Alors que l’approche bénévole a permis au film d’atteindre un niveau de qualité incroyablement élevé, on avait besoin de cette « puissante impulsion » pour terminer, tout en conservant ma vision du film. Je n’ai pas de mots pour exprimer l’immense gratitude qu’on ressent tous envers la merveilleuse équipe de Cinesite, et en particulier pour les artistes du studio de Vancouver. Ils se sont tous engagés avec le même enthousiasme que tous les « vétérans volontaires ». Au fil des ans, j’ai présenté Mila à de nombreux grands studios, à la plupart des grands joueurs. Finalement, il a fallu un grand studio au cœur IMMENSE, comme Cinesite, pour que ça se réalise.
Pour un projet indépendant comme Mila, être récupéré par une grande puissance du secteur est un tournant important.
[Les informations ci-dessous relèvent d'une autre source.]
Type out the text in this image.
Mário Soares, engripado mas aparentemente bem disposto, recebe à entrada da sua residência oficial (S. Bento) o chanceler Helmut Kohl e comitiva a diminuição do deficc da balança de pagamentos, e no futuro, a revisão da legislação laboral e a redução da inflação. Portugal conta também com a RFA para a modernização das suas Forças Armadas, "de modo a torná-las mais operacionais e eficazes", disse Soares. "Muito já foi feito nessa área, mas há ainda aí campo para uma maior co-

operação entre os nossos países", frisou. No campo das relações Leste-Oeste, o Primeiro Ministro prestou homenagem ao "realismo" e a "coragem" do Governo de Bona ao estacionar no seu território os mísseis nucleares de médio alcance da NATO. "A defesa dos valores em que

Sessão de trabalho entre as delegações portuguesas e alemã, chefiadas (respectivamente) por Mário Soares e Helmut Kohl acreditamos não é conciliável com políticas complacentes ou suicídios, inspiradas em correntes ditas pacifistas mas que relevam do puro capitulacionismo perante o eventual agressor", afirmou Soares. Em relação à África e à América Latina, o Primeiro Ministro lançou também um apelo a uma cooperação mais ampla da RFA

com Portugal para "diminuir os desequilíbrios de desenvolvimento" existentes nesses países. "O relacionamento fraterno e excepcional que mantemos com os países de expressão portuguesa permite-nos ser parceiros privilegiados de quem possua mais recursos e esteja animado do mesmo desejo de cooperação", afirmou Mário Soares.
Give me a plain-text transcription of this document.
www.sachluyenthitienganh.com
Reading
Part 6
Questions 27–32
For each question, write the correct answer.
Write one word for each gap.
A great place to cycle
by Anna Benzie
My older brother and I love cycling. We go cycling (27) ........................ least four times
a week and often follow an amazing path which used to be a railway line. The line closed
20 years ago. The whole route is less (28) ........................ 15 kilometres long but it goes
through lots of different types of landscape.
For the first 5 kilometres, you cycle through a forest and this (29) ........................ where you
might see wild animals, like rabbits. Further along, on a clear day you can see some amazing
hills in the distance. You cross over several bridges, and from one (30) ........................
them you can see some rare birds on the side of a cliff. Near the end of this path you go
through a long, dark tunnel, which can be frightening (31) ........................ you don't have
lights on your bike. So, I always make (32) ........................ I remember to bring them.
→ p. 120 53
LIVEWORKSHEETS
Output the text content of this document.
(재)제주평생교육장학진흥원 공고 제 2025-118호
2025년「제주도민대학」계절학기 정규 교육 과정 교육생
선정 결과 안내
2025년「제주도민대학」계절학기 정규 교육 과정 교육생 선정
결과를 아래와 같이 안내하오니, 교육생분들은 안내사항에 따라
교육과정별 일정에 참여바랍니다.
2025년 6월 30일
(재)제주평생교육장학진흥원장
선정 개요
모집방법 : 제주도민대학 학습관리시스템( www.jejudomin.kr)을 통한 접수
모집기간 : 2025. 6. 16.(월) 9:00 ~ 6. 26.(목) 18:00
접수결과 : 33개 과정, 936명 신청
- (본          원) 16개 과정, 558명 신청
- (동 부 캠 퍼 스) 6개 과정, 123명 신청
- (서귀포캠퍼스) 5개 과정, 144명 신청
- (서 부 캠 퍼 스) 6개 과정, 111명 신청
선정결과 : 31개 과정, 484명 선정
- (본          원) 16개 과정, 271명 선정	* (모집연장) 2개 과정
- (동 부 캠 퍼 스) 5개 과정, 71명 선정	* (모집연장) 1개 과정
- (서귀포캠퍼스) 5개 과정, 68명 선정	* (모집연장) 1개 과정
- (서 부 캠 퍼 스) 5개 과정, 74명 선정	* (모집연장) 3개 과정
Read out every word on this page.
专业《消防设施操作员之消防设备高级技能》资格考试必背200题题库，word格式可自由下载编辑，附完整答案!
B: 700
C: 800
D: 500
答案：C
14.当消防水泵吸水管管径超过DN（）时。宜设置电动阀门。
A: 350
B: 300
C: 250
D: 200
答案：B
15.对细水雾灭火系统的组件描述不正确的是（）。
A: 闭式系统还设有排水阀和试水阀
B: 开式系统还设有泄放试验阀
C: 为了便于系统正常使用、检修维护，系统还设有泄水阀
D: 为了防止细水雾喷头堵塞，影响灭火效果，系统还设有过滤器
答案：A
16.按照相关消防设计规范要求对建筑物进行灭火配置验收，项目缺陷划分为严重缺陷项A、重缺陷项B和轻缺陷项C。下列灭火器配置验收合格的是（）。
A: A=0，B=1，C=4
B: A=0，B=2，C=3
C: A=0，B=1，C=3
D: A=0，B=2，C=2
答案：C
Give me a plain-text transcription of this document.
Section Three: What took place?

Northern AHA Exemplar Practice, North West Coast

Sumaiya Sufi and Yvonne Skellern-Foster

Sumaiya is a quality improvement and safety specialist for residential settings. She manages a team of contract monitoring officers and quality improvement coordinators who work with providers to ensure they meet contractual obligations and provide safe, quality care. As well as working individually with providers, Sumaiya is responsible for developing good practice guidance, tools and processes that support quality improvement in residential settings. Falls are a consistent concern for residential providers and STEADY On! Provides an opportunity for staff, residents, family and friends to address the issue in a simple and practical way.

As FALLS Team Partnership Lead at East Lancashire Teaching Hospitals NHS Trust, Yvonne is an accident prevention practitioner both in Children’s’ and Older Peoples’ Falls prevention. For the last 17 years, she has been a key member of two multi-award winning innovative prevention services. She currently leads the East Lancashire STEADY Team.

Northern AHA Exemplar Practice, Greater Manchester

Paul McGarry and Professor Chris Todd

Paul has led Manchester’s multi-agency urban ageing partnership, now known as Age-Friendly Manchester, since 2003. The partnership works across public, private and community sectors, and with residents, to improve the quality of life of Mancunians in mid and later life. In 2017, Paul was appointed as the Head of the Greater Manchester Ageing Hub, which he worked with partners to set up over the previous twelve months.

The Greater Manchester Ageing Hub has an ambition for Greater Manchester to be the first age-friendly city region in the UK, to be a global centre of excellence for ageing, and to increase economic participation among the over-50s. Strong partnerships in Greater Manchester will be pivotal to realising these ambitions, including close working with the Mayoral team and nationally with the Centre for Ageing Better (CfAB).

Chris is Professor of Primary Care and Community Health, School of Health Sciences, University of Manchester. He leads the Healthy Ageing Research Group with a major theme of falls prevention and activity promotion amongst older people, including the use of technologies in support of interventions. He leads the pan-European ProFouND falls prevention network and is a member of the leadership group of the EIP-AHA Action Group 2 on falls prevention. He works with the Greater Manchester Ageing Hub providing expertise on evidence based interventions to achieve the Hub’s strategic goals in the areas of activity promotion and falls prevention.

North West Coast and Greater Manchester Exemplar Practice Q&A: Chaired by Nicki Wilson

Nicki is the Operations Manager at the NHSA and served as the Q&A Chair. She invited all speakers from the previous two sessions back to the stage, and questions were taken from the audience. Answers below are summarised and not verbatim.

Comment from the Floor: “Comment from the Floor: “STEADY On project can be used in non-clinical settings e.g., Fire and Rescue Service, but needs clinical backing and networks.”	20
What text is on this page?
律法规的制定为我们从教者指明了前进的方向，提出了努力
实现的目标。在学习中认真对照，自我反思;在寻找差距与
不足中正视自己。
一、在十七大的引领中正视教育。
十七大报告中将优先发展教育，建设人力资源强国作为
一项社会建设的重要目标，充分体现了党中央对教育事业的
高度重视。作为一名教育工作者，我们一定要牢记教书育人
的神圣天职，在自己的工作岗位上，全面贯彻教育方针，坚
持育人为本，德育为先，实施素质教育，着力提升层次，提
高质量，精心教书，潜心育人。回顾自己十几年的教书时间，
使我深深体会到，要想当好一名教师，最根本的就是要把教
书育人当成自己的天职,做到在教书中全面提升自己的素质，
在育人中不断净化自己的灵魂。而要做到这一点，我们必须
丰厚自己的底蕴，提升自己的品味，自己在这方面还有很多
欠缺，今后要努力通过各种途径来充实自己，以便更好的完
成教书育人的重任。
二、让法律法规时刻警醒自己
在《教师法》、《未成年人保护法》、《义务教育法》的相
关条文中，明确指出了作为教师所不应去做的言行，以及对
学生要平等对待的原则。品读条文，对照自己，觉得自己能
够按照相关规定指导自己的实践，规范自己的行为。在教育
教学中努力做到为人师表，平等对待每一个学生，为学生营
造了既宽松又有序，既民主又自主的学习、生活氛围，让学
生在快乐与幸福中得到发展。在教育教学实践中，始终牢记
Je pense qu’on a tous contribué à faire une réelle différence dans le secteur. Cinesite sera le premier grand studio à choisir un film indépendant qui aborde ce genre de sujet. Et le film sera un parfait exemple de la façon dont des artistes indépendants et un studio professionnel peuvent s’unir pour la réalisation d’un projet fort et socialement pertinent.
Héritage
J’espère que les gens, surtout les enfants, sortiront du visionnement du film en pensant : OK, la vie peut être dure, extrêmement difficile, en dehors de notre contrôle. Mais on peut choisir de faire quelque chose, de faire une différence. On peut décider de prendre les choses en main, de ne pas juste jouer les victimes. C’est ce que j’ai appris des histoires de guerre de ma mère. C’est le message que j’ai jugé important de faire passer, en utilisant la technique que j’aime le plus : l’animation.